Radiokinder Im Bann des magischen Auges
Am 25. Januar vor 70 Jahren wurde aus "Radio München" der "Bayerische Rundfunk". Grund genug für eine Jubiläumssendung, in der Menschen zu Wort kommen, die im Bann des magischen Auges ganz Ohr waren ... und mit dem BR groß wurden.
Ein grüner Lichtschimmer in fernsehlosen Zeiten
"Es war ein hölzernes Radio mit diesen großen Rädern, wo man rechts und links drehen musste; die Tasten waren so ein ganz warmer gelblicher Kunststoff, wo man richtig kräftig draufdrücken musste.
Dann gab's das magische Auge, das so grün war, und dann ging's auf und dann ging's wieder zusammen und dann hat sich das stabilisiert, und dann war der Sender optimal eingestellt."
Das magische Auge - ein kleines Glasfenster am Röhrenradio. Dahinter schimmerte ein grünes Licht, das sich veränderte, wenn der Sender verstellt wurde - ein echter Hingucker für Kinder der in vielen Familien fernsehlosen späten 50er und frühen 60er Jahre.
"Und jetzt, liebe Kinder, kommt Eurer Betthupferl"
Die wahre Magie des Radios aber entfaltete sich hinter der Stoffbespannung des hölzernen Kastens: Langgezogene Piepstöne - "Beim letzten Ton des Zeitzeichens ist es 12 Uhr" und "So lang der alte Peter" rhythmisierten den Tag.
Helle Stimmen sangen von Liebe und Glück, dunkle redeten von Adenauer, Kennedy und Chruschtschow, was nur Erwachsene verstehen konnten. Dann, eine freundliche Frauenstimme:
"Und jetzt, liebe Kinder, kommt Eurer Betthupferl!"
Damals, als das Radio "A hard days night" spielte
Dringt der Sound jener Zeit nach all den Jahren wieder ans Ohr, taucht plötzlich die Erinnerung an die gesamte Szenerie auf wie bei einem vertrauten, lange vergessenen Geruch.
In diesem Feuilleton von Carola Zinner erzählen einstige Radiokinder, wie das Bild der Betthupferltante verschmolz mit dem der schönen blonden Nachbarin, wie die Geschichten des Jeremias Schrumpelhut bunte Bilder im Kopf malten und wie es war, als das Radio "A hard days night" von den Beatles in Küchen und Wohnzimmer brachte.
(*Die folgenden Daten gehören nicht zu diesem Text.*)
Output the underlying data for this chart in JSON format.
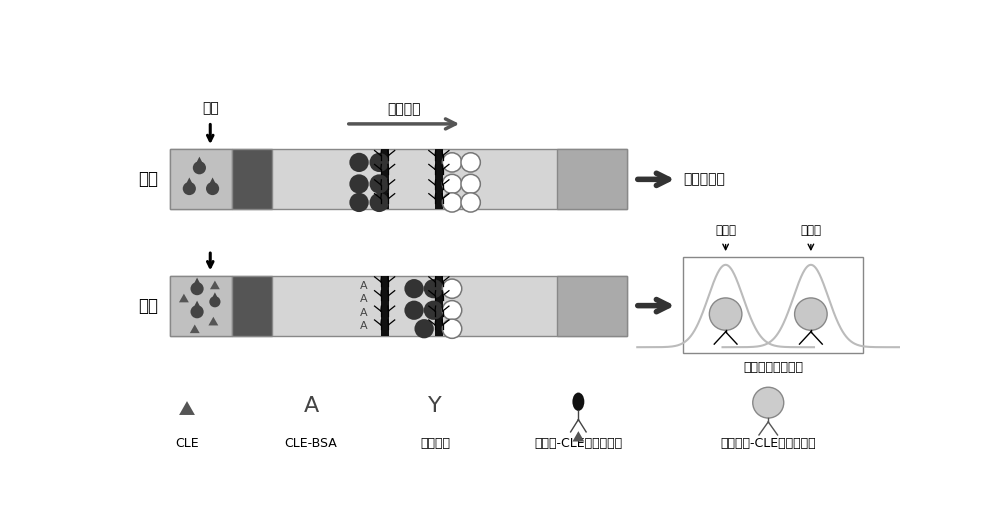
{
  "bg_color": "#ffffff",
  "label_neg_text": "阴性",
  "label_pos_text": "阳性",
  "title_arrow_text": "加样",
  "flow_arrow_text": "层析方向",
  "result_neg_text": "结果为阴性",
  "result_pos_chart_text": "仪器读取阳性数据",
  "detect_line_text": "检测线",
  "quality_line_text": "质控线",
  "legend_cle": "CLE",
  "legend_cle_bsa": "CLE-BSA",
  "legend_anti_mouse": "抗鼠二抗",
  "legend_gold_cle": "胶体金-CLE抗体复合物",
  "legend_fluoro_cle": "荧光微球-CLE抗体复合物"
}
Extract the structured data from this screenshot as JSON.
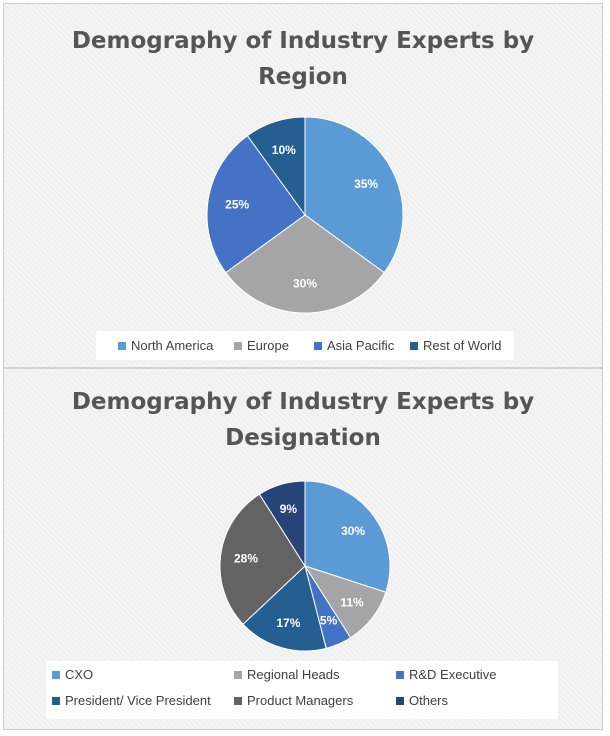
{
  "chart_data": [
    {
      "type": "pie",
      "title": "Demography of Industry Experts by Region",
      "title_lines": [
        "Demography of Industry Experts by",
        "Region"
      ],
      "categories": [
        "North America",
        "Europe",
        "Asia Pacific",
        "Rest of World"
      ],
      "values": [
        35,
        30,
        25,
        10
      ],
      "labels": [
        "35%",
        "30%",
        "25%",
        "10%"
      ],
      "colors": [
        "#5b9bd5",
        "#a5a5a5",
        "#4472c4",
        "#255e91"
      ],
      "legend_position": "bottom"
    },
    {
      "type": "pie",
      "title": "Demography of Industry Experts by Designation",
      "title_lines": [
        "Demography of Industry Experts by",
        "Designation"
      ],
      "categories": [
        "CXO",
        "Regional Heads",
        "R&D Executive",
        "President/ Vice President",
        "Product Managers",
        "Others"
      ],
      "values": [
        30,
        11,
        5,
        17,
        28,
        9
      ],
      "labels": [
        "30%",
        "11%",
        "5%",
        "17%",
        "28%",
        "9%"
      ],
      "colors": [
        "#5b9bd5",
        "#a5a5a5",
        "#4472c4",
        "#255e91",
        "#636363",
        "#264478"
      ],
      "legend_position": "bottom"
    }
  ]
}
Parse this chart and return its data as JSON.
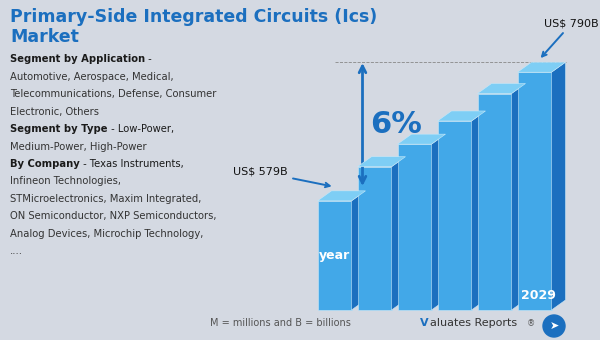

Besuch im Rundfunk bei "Tante Erika"
Im Jahr 1954 hatte Hans Lehrer, damals 12 Jahre alt, etwas Unerhörtes gewagt:
"Da hab ich gesagt, so, ich möchte auch zum Rundfunk. Ohne Unterstützung von Mama oder Papa, sondern ich bin einfach in die Stadt reingefahren mit der Straßenbahn Richtung Hauptbahnhof und hab mich da durchgefragt zum Rundfunkgebäude, bin dann reingegangen und zum Pförtner gesagt, ich möchte zur Tante Erika, das war damals für mich DIE Dame, die die Kindersendungen gemacht hat, die Tante Erika."
Am Dienstag bringt Erika Heichert die "Viertelstunde mit Erika". Echte Kinder in einem echten Kindergarten sind die Mitspieler, und es geht dabei so fröhlich, lebensecht und zugleich diszipliniert zu, wie immer dort, wo Erwachsene den richtigen Ton gegenüber Kindern finden.
"Und dann hat er gesagt, ja du musst da und da in das Zimmer gehen - und da kann ich mich so erinnern an das Büro 'Paul Alverdes' - und ich bin reingegangen und hab gesagt, ich möchte zur Tante Erika. Und dann, dann hab ich a Schreiben gekriegt zum Casting sozusagen, Vorsprechen.
Und dann ham sie gesagt, was ich gut kann, und dann hab ich gesagt, die Elfie Pertramer kann ich gut nachmachen - damals war schon die 'Weißblaue Drehorgel' - und dann den Weiß Ferdl, die Linie 8 hab ich vorgesungen, dann Vico Torriani Addio Donna Grazia, das war aus 'Die 7 Schlager der Woche' - wir Kinder haben das ja dann nachgesungen und teilweise das auch nachgespielt. Das haben aber alle Kinder gemacht. Da war man nicht allein."
Der Auftritt bringt Hans Lehrer tatsächlich ans Ziel: Er wird Kindersprecher. Zwar reicht es zu seinem Bedauern nie für eine Hauptrolle, aber er wird so häufig eingesetzt, dass sich die 5-Mark-Honorare bald zur sensationellen Summe von 100 Mark aufgehäuft haben. Damit ist Hans der Krösus in der Familie.